Eindimensionale Erinnerungen

Als ich gestern die neue „Mit Kindern wachsen“ durchblätterte, schlug mir ein Satz ziemlich brutal ins Gesicht: Die Geschwisterbeziehung ist die längste Beziehung im Leben. Mein erster Gedanke war: ‚Nein. Ist sie nicht.‘

Denn meine wurde nach 14 Jahren brachial beendet. Von heute auf morgen. Regen und geringes Reifenprofil ließen mich allein zurück in einem viel zu großen Zimmer und einer kräftig gerüttelten Familie. Einfach so. Ohne Vorankündigung.
Obwohl ich nicht weiß, was eine Ankündigung gebracht hätte. Einen längeren Schmerz? Eine Vorbereitung auf das gänzlich Unbekannte?

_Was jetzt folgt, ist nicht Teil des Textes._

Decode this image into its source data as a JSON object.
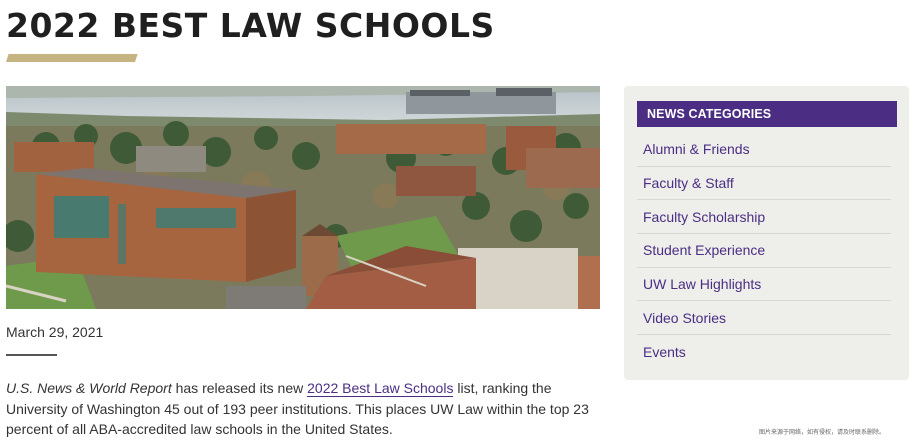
{
  "page": {
    "title": "2022 BEST LAW SCHOOLS",
    "date": "March 29, 2021"
  },
  "colors": {
    "accent_gold": "#c5b47f",
    "brand_purple": "#4b2e83",
    "sidebar_bg": "#eeeeeb"
  },
  "hero": {
    "alt_subject": "aerial-campus-photo"
  },
  "article": {
    "lede_italic": "U.S. News & World Report",
    "lede_part1": " has released its new ",
    "lede_link": "2022 Best Law Schools",
    "lede_part2": " list, ranking the University of Washington 45 out of 193 peer institutions. This places UW Law within the top 23 percent of all ABA-accredited law schools in the United States."
  },
  "sidebar": {
    "heading": "NEWS CATEGORIES",
    "items": [
      {
        "label": "Alumni & Friends"
      },
      {
        "label": "Faculty & Staff"
      },
      {
        "label": "Faculty Scholarship"
      },
      {
        "label": "Student Experience"
      },
      {
        "label": "UW Law Highlights"
      },
      {
        "label": "Video Stories"
      },
      {
        "label": "Events"
      }
    ]
  },
  "footer": {
    "fine_print": "图片来源于网络，如有侵权，请及时联系删除。"
  }
}
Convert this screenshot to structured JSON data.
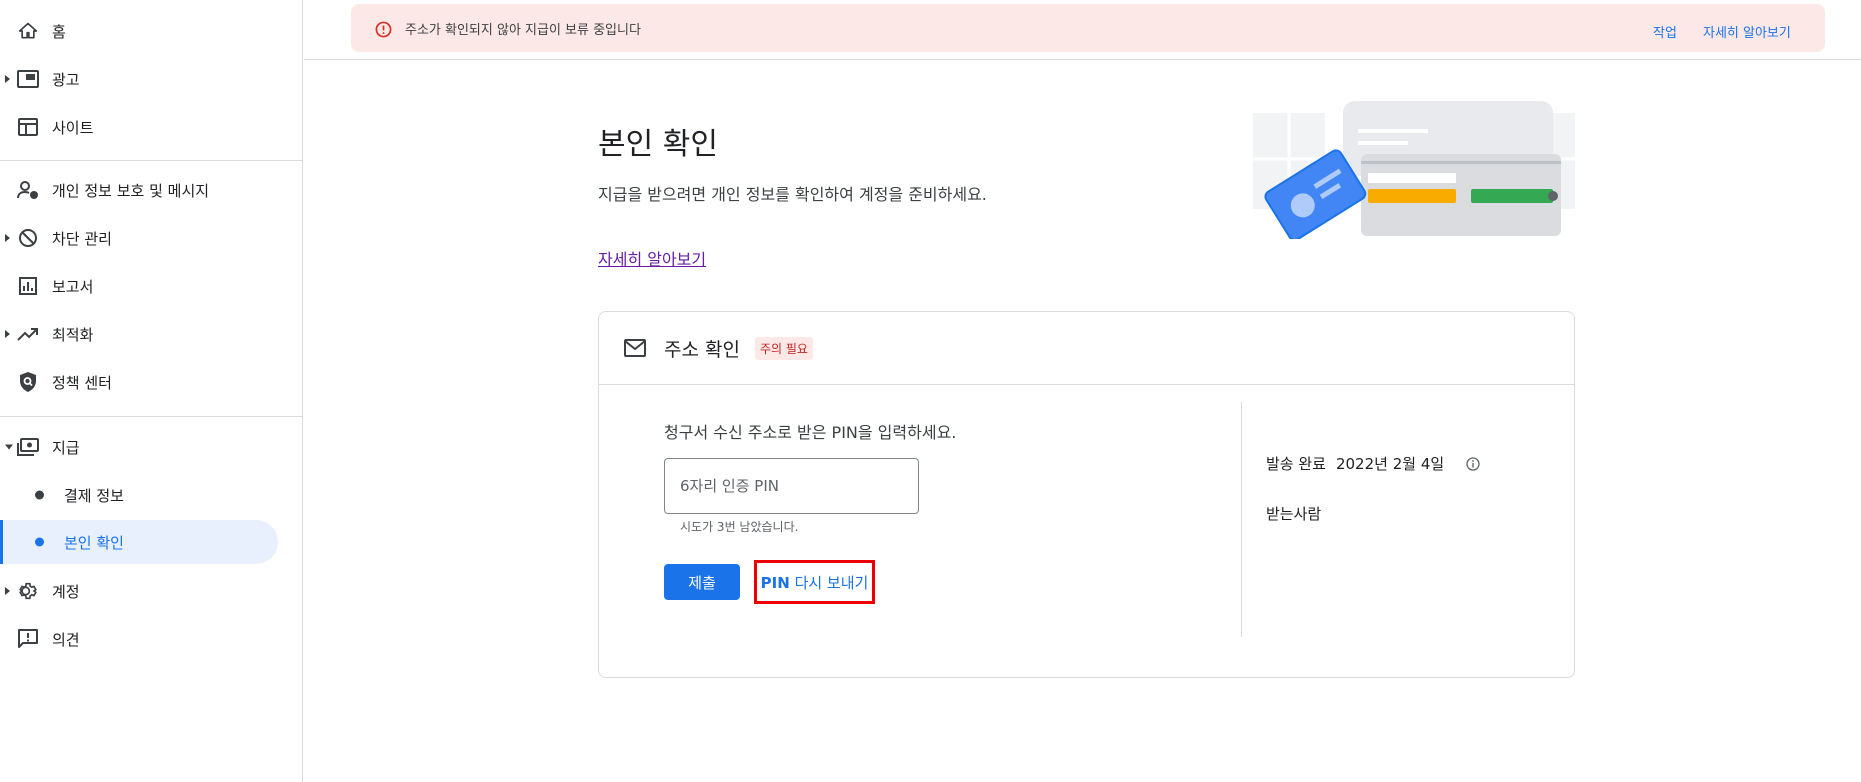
{
  "sidebar": {
    "items": [
      {
        "label": "홈",
        "icon": "home-icon"
      },
      {
        "label": "광고",
        "icon": "ad-unit-icon"
      },
      {
        "label": "사이트",
        "icon": "web-icon"
      },
      {
        "label": "개인 정보 보호 및 메시지",
        "icon": "person-privacy-icon"
      },
      {
        "label": "차단 관리",
        "icon": "block-icon"
      },
      {
        "label": "보고서",
        "icon": "bar-chart-icon"
      },
      {
        "label": "최적화",
        "icon": "trending-up-icon"
      },
      {
        "label": "정책 센터",
        "icon": "policy-shield-icon"
      },
      {
        "label": "지급",
        "icon": "payments-icon"
      },
      {
        "label": "결제 정보"
      },
      {
        "label": "본인 확인"
      },
      {
        "label": "계정",
        "icon": "gear-icon"
      },
      {
        "label": "의견",
        "icon": "feedback-icon"
      }
    ]
  },
  "alert": {
    "message": "주소가 확인되지 않아 지급이 보류 중입니다",
    "action_label": "작업",
    "learn_more_label": "자세히 알아보기"
  },
  "main": {
    "title": "본인 확인",
    "description": "지급을 받으려면 개인 정보를 확인하여 계정을 준비하세요.",
    "learn_more": "자세히 알아보기"
  },
  "card": {
    "title": "주소 확인",
    "badge": "주의 필요",
    "instruction": "청구서 수신 주소로 받은 PIN을 입력하세요.",
    "pin_placeholder": "6자리 인증 PIN",
    "pin_value": "",
    "helper": "시도가 3번 남았습니다.",
    "submit_label": "제출",
    "resend_prefix": "PIN",
    "resend_suffix": " 다시 보내기",
    "sent_label": "발송 완료",
    "sent_date": "2022년 2월 4일",
    "recipient_label": "받는사람"
  },
  "colors": {
    "accent": "#1a73e8",
    "alert_bg": "#fce8e6",
    "alert_icon": "#d93025",
    "link_visited": "#681da8",
    "highlight": "#ee0000"
  }
}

Als eine sehr gute Freundin mir ein paar Jahre später gegenüber saß, nachdem ihre Schwester nach 3-jähriger Krebskrankheit gestorben war, wussten wir beide nicht, wer es schwerer oder leichter gehabt hatte. Sie, die lange mitgelitten, Hoffnungen geschöpft und wieder fallen gelassen und am Ende enttäuscht aber erlöst war? Oder ich, die von jetzt auf gleich einen Schmerz erfuhr, auf den es doch in keinem Fall eine Vorbereitung zur Linderung hätte geben können? Und letztendlich war es egal.
Wir waren geschüttelt und am Ende. Am Ende eines langen gemeinsamen Weges. Keine Gabelung. Keine Kreuzung. Nicht einmal ein kleiner geheimer Pfad, auf dem man hätte davonlaufen können, um sich tief im Wald wieder zu treffen. Wir saßen in dieser Sackgasse fest. Jede für sich allein.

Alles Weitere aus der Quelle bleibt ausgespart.